YÖK Genel Kurulu'nun aldığı kararla Devlet üniversitelerinin kontenjanı yüzde 20 artırıldı.
Örgün lisans düzeyi, lisans düzeyindeki
ikinci öğretim programları ve
ön lisans programlarında toplam
71 bin kontenjan artışı yapıldı.
Böylece, yeni dönemde devlet üniversitelerine girecek öğrenci sayısı
430 bine çıkartılmış oldu. Genel Kurul içerisinde, 9 üye karara karşı çıktı. En çok tepkiyi ilahiyat fakültelerinin kontenjan artışına yapmış olmaları pek sürpriz sayılmamalıdır. Bu muhalif üyeler mutlaka kendi duyarlılıklarını ortaya koyuyorlar. Saygı duymak gerekiyor. Ancak şunu da sormak lazım:
"Madem bu karar siyasi, madem bu karar gelişigüzel, sadece ilahiyat fakülteleri için mi mahsurlu? Diğer fakülteler için değil mi? Niçin hepsi için aynı duyarlılığı göstermiyorsunuz?" Yıllardır "ilahiyat komiserliği" yaparken, çok daha önemli konuları ihmal ediyoruz. Sonunda her şey yine olacağına varıyor.
***
Başkan
Prof. Dr. Yusuf Ziya Özcan'ın iyi niyetinden kuşkumuz yok. Geldiği günden beri çok şeyler yapmak istiyor. Ancak nedense, kamuoyuyla paylaşılan bazı kararlar, çok ikna edici olamıyor. Objektif olarak bakıldığında, kontenjan artışı kararının eleştirilecek yanları yok değil. Arkasında detaylı bir çalışma yok, kanısı uyandırıyor.

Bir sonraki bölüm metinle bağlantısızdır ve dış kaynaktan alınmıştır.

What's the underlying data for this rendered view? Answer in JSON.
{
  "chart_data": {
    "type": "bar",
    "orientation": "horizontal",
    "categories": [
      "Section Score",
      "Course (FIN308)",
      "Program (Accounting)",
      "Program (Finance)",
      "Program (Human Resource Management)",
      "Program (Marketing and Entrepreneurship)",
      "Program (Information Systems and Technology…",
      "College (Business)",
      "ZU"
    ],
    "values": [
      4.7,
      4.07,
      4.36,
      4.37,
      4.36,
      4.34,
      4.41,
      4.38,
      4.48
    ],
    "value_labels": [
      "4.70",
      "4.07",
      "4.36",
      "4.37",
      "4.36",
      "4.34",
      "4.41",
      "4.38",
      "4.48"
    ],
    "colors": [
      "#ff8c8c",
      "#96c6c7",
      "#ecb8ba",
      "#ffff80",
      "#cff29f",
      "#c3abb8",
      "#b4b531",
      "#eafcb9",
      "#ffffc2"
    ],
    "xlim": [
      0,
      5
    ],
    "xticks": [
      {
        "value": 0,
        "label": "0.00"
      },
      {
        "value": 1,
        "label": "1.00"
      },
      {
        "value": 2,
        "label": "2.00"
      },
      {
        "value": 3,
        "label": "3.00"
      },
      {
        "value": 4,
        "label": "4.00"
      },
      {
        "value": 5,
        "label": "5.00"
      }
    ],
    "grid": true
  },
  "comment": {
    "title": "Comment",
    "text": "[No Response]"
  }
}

Oysa, eminim ki her önerinin, her alınan kararın arkasında titiz bir çalışma var. Öyleyse
YÖK, bu kararla bağlantılı olarak kamuoyuyla şu bilgileri de paylaşmalıdır:
1- Yüzde 20 öğrenci artışına paralel olarak, aynı oranda öğretim görevlisi de artırıldı mı? Artırıldıysa nereden alındılar?
2- Hangi meslek dallarının kontenjanı artırıldı. Bunu yaparken piyasanın ihtiyacı dikkate alındı mı?
Öğrencilerin barınması için ek bir çalışma yapıldı mı?
4- Bu karar, rektörlerin görüşleri alınarak mı hazırlandı?
Konuyla ilgili teknik çalışmalar kamuoyuyla paylaşılırsa, benzer sorular ve endişeler ortadan kalkmış olur.
***
Kontenjan artırmanın en sağlıklı yolu, yeni üniversiteler açmaktır. Devletin olanakları yeterli olmadığı için, özel teşebbüsün önü açılmalıdır. Kriteri koyup, iyi bir denetim olduğu sürece bundan korkmamak gerekir.
Vakıf üniversiteleri geliştirilmeli. Artık
şirket üniversitelerini de düşünmeliyiz. Hatta yabancı sermayenin yüksek öğretime yatırım yapabilmesini de. Ülkemizin en mahrem kuruluşlarını yabancı sermayeye açtık, yüksek öğretim neden olmasın? 60 binin üzerinde öğrencimiz yurt dışında öğretim görüyor. Bir sakıncası görüldü mü?
Aksine, dönünce daha çok rağbet görüyorlar. Küresel ve liberal olgulardan artık soyutlanmamız mümkün değildir.
O halde erken çocukluk ve temel eğitimi sağlıklı verip yürüyeceğiz. Ancak o zaman 3 öğrenci buraya, 5 öğrenci şuraya sıkıştıralım çaresizliğini aşıp, standartları yükseltme zevkine ulaşabiliriz.